Gazze’de gazetecilik yapmanın adeta canlı yayında ölmek anlamına geldiğini belirten Mahmud, "Bugün, Dünya Basın Özgürlüğü Günü’nün artık bir anlamı kalmadı. İsrail'in işlediği suçlar cezasız kalıyor ve biz her gün biraz daha yok ediliyoruz." ifadelerini kullandı.
“İSRAİL, GAZETECİLERİ SUSTURMAK İÇİN SİSTEMATİK BİR PLAN UYGULUYOR”
Gazeteci Muti Misbah ise, İsrail’in gazetecileri hedef almasının artık tesadüf olmadığını; bunun Filistin anlatısını bastırmak ve İsrail’in gerçek yüzünün dünyaya gösterilmesini engellemek için yürütülen sistematik bir plan olduğunu ifade etti.
Gazze’de çalışan gazetecilerin her an ölüm riski altında olduğuna dikkat çeken Misbah, buna rağmen Filistinli gazetecilerin görevlerini sürdürdüğünü ve mücadelelerine devam edebilmek için destek ve dayanışmaya ihtiyaç duyduklarını dile getirdi.
“GAZETECİLİK SUÇ DEĞİLDİR”
Gazetecilerin toplandığı bir merkezde mikrofonuyla sesini duyurmaya çalışan genç gazeteci Muhammed Cerbu, Gazze’deki 2 milyonu aşkın Filistinlinin yaşadığı zorlukları dünyaya aktarmaya çalıştığını söyledi.

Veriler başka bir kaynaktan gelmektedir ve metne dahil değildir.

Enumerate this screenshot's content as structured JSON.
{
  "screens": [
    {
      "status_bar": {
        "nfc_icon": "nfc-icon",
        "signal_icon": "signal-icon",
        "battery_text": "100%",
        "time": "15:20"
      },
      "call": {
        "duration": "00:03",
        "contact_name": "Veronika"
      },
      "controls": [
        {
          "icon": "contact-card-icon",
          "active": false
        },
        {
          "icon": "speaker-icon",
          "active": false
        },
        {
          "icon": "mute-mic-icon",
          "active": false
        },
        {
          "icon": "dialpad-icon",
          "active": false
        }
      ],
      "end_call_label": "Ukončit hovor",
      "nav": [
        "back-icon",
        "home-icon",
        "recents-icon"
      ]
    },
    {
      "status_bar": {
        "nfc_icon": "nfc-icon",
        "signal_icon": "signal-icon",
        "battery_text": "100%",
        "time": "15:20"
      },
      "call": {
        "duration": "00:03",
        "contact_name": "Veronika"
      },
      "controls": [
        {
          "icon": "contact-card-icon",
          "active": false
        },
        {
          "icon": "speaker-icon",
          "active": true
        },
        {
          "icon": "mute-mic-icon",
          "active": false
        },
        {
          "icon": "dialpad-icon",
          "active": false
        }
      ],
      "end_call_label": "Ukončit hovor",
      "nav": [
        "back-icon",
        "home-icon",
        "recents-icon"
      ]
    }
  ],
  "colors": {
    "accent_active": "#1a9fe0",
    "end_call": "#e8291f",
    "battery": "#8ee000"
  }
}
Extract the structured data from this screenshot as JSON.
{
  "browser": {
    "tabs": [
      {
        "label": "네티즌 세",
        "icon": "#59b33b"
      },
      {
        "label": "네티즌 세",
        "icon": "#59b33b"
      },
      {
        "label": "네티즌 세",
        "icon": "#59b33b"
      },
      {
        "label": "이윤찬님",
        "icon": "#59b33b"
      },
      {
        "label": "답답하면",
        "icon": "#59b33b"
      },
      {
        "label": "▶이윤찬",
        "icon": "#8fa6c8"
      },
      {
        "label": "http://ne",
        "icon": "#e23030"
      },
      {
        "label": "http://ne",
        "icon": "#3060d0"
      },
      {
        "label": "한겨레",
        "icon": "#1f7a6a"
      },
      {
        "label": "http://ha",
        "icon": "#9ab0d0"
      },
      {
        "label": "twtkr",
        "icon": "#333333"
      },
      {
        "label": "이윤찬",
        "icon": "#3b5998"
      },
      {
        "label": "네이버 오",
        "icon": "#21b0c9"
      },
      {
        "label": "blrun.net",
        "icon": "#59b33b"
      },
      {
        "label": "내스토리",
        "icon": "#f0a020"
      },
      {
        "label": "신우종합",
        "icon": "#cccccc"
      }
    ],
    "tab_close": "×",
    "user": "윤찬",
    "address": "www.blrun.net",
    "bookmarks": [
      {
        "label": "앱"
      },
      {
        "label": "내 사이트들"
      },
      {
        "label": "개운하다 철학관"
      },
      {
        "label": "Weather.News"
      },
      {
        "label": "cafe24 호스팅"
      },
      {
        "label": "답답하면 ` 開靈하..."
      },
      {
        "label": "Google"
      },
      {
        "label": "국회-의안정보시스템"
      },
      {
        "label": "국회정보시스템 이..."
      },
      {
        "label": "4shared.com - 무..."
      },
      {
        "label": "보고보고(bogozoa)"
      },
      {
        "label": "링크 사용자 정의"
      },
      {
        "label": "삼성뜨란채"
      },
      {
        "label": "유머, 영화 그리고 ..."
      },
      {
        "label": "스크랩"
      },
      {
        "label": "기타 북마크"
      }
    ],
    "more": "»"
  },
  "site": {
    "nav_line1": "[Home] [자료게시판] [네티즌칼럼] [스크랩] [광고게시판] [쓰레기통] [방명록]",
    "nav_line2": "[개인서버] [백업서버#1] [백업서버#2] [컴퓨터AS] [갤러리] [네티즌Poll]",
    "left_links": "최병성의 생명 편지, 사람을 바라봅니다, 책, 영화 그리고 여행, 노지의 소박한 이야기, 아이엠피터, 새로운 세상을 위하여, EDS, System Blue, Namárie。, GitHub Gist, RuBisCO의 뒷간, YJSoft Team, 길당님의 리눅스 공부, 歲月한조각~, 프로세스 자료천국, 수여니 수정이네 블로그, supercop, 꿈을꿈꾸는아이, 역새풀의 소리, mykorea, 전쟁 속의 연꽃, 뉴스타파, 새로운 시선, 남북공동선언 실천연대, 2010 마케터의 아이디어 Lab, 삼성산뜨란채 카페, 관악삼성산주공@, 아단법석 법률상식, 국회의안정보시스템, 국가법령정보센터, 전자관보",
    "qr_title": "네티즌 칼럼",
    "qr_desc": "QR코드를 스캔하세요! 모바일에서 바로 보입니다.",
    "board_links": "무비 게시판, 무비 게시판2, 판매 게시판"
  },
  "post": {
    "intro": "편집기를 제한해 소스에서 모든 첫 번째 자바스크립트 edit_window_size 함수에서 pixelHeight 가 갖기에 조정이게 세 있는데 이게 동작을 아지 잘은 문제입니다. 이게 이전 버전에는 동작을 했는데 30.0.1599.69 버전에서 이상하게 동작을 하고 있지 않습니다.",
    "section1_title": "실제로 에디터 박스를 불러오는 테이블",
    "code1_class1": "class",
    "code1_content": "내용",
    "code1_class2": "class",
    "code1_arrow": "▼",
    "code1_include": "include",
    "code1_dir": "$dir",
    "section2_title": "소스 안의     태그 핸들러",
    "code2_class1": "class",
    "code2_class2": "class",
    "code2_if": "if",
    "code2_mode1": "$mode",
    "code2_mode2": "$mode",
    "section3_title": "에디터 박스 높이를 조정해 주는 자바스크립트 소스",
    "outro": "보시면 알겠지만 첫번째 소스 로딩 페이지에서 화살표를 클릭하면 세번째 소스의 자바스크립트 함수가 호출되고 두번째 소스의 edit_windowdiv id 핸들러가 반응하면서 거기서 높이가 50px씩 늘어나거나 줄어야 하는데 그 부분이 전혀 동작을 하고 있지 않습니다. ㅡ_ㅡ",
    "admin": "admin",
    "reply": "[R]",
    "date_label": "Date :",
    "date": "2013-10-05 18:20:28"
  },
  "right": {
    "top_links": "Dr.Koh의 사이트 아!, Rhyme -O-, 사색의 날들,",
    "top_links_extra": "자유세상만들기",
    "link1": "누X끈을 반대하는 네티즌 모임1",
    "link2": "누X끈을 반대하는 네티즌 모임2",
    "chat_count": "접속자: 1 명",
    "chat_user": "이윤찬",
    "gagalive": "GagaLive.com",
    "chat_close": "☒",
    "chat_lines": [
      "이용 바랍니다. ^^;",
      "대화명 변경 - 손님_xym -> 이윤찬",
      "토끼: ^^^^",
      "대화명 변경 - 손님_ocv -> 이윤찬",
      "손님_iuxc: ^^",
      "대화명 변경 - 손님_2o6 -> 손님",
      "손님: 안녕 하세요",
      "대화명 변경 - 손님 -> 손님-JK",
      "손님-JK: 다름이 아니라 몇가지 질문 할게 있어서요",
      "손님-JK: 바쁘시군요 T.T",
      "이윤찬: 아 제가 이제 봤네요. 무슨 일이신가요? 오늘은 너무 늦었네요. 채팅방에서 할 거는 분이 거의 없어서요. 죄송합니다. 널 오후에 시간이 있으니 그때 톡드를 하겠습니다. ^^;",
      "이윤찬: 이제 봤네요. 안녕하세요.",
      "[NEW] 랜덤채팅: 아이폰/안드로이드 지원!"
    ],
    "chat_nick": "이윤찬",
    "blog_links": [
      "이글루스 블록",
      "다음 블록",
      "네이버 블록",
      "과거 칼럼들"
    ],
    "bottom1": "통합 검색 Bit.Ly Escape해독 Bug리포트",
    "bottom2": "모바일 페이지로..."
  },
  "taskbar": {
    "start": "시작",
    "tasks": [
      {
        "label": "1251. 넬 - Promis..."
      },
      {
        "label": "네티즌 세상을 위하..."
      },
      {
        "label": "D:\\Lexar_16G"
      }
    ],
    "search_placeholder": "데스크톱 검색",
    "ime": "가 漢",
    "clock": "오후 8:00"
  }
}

Hayatını kaybeden meslektaşlarının bugün yanlarında olmasını dilediğini belirten Cerbu,
"Biz onların mesajını devam ettirmek için buradayız. Bu anmanın, savaşın durduğu bir zamanda yapılmasını ummuştuk. Bugün bir kez daha sesimizi yükseltiyoruz: Savaşı durdurun, bize hikayemizi aktarma hakkımızı bırakın." dedi.
Gazze’deki gazeteciler, teknik ekipman ve iletişim cihazlarından hukuki korumaya kadar birçok konuda uluslararası toplumdan destek talep etti. Temel ihtiyaçlarının karşılanması ve görevlerini güvenli şekilde yapabilmeleri için gerekli desteğin verilmesini istediler.
"Gerçekleri aktarmak bizim hakkımız. Kameramızı, kalemimizi susturmayın. Gazetecilik bir suç değildir!"
diyerek dünya kamuoyuna açık çağrıda bulundular.
400 MİLYON DOLARLIK KAYIP
Gazze’deki medya sektörü de ağır maddi zarara uğradı. Gazze Hükümeti Medya Ofisi Genel Müdürü İsmail es-Sevabite, İsrail’in medya merkezlerine yönelik saldırılarının yaklaşık 400 milyon dolarlık kayba yol açtığını açıkladı.
Sevabite,
"İsrail, medya merkezlerini bombalayarak sesimizi kısıyor. Bu bir savaş suçudur. Gazeteciler savaş suçu kapsamında öldürülüyor." dedi.
Filistin İnsan Hakları Merkezi de 26 Nisan’daki açıklamasında, İsrail’in gazetecileri kasten hedef aldığını ve bunun Roma Statüsü’ne göre bir savaş suçu olduğunu vurguladı.
Açıklamada,
"Gazetecilerin çoğu savaş uçaklarıyla ya da keskin nişancılarla öldürüldü. Bu bilinçli ve sistematik bir cinayet politikasıdır."denildi.